Item #60443 The Daughter of a Genius; A Tale for Youth. Mrs. Hoffland.
The Daughter of a Genius; A Tale for Youth

The Daughter of a Genius; A Tale for Youth

London: John Harris and Son, 1823. Item #60443

First Edition. Fair condition with wear and some foxing and staining.

Barbara Hofland (1770 – 4 November 1844) was an English writer of some 66 didactic, moral stories for children, and of schoolbooks and poetry. She was asked by John Soane to write a description of his still extant museum in London's Lincoln's Inn Fields.

Born Barbara Wreaks or Wreakes, her father Robert Wreakes was a Sheffield manufacturer, but he died when she was three and she was raised by a maiden aunt. She began writing for the local paper and started a milliner's shop, but she sold it when she married the businessman Thomas Bradshawe Hoole in 1796, only to be widowed two years later with an infant son.[1]

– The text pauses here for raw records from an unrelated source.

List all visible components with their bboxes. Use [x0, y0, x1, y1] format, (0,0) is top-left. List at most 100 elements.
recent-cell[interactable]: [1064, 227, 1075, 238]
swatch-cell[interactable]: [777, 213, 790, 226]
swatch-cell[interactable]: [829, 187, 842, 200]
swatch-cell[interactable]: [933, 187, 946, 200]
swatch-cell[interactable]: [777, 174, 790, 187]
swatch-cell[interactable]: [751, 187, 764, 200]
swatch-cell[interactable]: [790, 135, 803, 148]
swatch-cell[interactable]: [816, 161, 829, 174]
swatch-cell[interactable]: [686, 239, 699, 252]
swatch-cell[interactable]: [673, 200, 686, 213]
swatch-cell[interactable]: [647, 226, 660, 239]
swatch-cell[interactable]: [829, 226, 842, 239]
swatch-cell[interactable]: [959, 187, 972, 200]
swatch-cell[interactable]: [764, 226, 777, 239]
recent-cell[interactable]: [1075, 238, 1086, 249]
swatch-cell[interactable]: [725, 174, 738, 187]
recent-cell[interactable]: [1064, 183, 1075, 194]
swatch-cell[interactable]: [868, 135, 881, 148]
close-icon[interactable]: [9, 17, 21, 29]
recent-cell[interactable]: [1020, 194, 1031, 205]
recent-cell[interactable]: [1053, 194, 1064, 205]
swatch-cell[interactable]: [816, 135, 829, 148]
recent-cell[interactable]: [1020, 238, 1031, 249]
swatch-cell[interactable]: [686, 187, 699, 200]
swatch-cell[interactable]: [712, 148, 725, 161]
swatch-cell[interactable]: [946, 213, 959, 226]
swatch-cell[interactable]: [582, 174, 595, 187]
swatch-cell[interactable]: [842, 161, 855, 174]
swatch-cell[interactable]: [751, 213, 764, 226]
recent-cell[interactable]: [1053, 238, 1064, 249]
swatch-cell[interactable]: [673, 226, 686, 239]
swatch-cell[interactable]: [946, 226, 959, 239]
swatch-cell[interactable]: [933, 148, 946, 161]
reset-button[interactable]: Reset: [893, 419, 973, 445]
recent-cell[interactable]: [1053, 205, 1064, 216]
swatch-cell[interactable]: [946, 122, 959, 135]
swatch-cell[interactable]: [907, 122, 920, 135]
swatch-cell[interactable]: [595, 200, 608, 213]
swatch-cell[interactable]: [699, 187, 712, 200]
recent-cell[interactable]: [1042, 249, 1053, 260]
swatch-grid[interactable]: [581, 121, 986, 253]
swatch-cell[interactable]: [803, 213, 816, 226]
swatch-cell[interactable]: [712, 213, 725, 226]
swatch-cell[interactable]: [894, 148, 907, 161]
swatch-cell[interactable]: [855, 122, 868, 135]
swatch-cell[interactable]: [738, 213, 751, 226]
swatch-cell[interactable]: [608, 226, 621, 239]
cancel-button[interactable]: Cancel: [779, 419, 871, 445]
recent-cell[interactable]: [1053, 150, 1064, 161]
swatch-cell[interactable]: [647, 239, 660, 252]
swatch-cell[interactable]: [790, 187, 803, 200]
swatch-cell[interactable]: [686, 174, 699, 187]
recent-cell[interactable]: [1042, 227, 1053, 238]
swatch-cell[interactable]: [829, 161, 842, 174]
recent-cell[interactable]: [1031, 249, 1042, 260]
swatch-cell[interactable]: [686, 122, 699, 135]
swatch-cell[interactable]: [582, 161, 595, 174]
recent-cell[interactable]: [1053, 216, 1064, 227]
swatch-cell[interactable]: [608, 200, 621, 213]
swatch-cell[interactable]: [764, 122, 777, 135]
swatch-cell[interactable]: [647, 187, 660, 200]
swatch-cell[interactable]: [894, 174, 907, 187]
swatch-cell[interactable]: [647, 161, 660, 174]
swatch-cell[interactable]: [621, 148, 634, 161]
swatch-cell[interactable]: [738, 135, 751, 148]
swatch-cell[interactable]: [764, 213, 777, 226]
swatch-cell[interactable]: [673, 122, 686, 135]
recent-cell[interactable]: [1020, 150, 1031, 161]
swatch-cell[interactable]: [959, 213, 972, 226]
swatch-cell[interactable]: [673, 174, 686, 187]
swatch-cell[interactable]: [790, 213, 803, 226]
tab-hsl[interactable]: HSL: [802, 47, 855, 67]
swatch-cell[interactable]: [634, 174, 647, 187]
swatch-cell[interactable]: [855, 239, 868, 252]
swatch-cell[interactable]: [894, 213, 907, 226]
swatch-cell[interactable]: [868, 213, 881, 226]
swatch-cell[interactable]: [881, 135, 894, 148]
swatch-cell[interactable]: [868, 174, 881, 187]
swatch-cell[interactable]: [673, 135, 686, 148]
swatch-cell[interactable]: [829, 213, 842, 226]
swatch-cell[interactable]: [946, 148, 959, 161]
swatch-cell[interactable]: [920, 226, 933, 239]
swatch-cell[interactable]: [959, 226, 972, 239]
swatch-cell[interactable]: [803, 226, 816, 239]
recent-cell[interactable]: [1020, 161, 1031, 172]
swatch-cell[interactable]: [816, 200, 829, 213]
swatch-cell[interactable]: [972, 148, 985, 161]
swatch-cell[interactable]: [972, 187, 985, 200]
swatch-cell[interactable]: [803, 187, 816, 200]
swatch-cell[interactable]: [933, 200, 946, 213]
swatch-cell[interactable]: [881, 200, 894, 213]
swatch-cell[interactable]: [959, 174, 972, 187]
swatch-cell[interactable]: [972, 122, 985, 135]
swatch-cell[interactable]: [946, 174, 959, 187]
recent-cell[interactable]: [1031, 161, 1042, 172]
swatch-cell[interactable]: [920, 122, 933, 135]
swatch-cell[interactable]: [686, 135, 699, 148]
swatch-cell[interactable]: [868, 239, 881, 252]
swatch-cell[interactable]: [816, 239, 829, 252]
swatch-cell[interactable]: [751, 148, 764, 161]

She went to live with her mother-in-law in Attercliffe, and supported herself partly from generous subscriptions given for a book of her poetry.[2] In 1809 she opened a girls' boarding school at Grove House, Harrogate and developed it as a ladies' finishing school, a forerunner to what is now Harrogate College[citation needed], but she kept it only until 1811, when she moved to London.

In 1810 Barbara Wreaks married the landscape artist Thomas Christopher Hofland (1777–1843). Although her new husband had a good local reputation and had exhibited at the Royal Academy, his wife's writings were to remain the main source of family income. In 1816 she was living in Newman Street, north of Oxford Street,[3] but they moved to Twickenham that year.

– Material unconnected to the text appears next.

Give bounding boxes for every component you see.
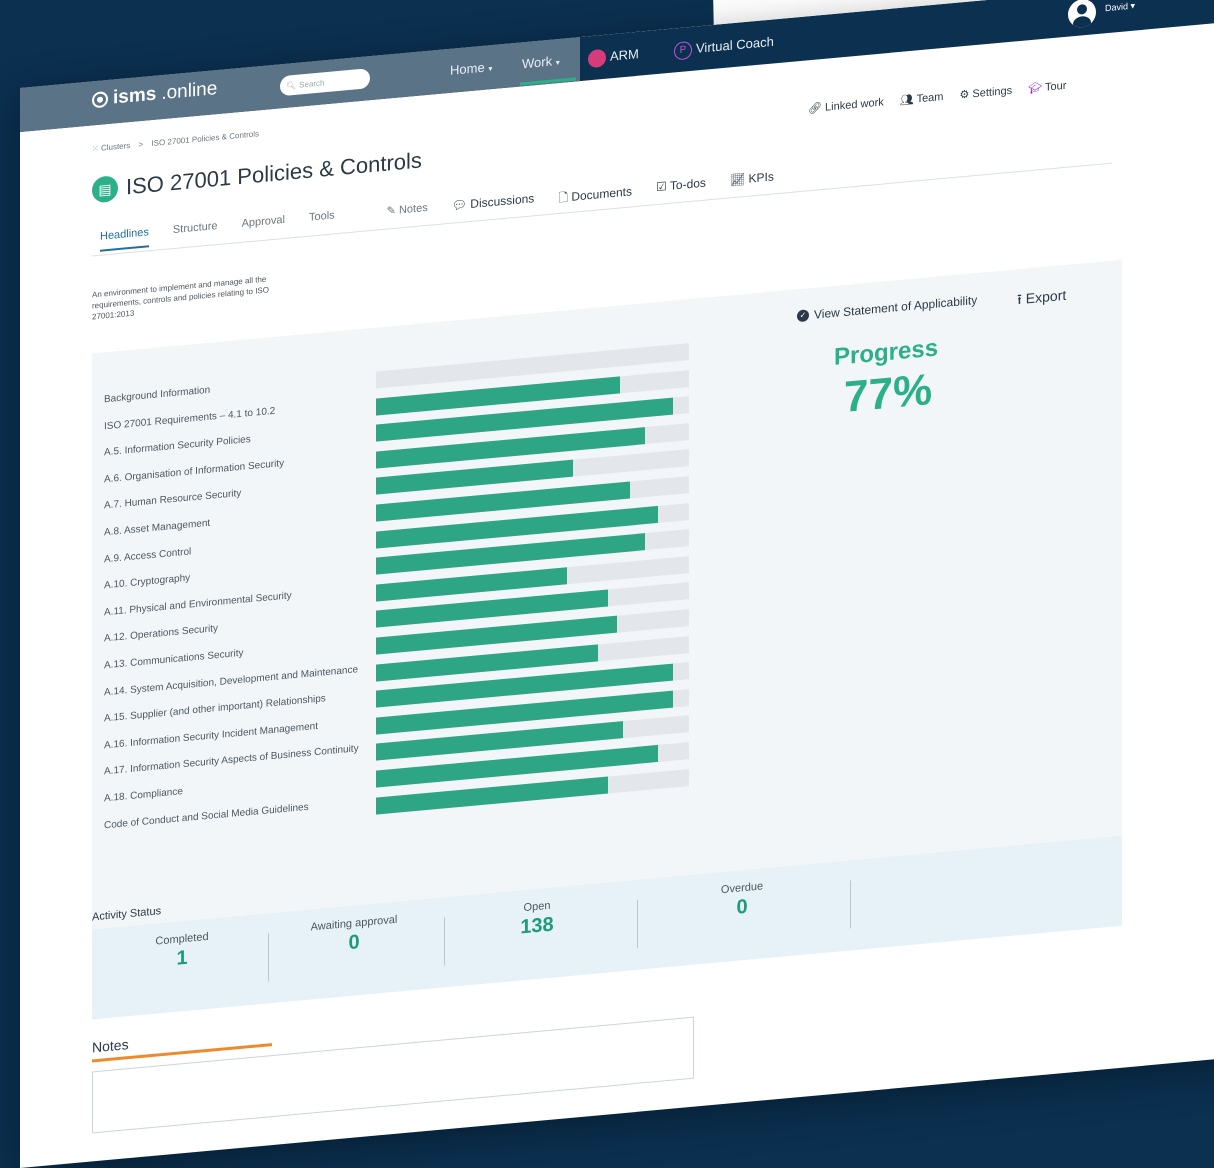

Her son Frederic, an Anglican priest, predeceased her in 1832, as did her husband in 1843. She died on 4 November 1844 and was buried at Richmond, Surrey.[1][4][5][6] Her life by Thomas Ramsay was published in 1849.[7]

During her writing life, Hofland became a friend of the architect John Soane, who asked her to provide a description of his museum in Lincoln's Inn Fields,[8] and of the writers Maria Edgeworth and Mary Russell Mitford. Her first story, The History of an Officer's Widow (1809), earned her £6 from John Harris, a London publisher. One of her many popular books (as Mrs. Hofland) was The Blind Farmer and His Children (1816). Her most popular children's book was The Son of a Genius, about an impulsive artist, which may contain autobiographical elements. It had been reprinted at least 14 times in England by 1841, as well as nine times in America, and in translations into French and other languages. Most of her works depict the struggles of a Christian family against hardships.[5] Hofland's Tales of the Priory (1820), Tales of the Manor (1822) and Self-Denial (1835) can be read online,[9] as can The Young Crusoe (1828),[10] and a number of others.[11] She also wrote geographical and topographical books for teaching purposes, and a longer work in verse: A Season at Harrogate (1812).[12]

Hofland wrote a description and a poem on Whiteknights Park, the seat of the 5th Duke of Marlborough. The text, the drawings and etchings by her husband and the money they invested in publishing and printing were never reimbursed by the "profligate" duke.[13].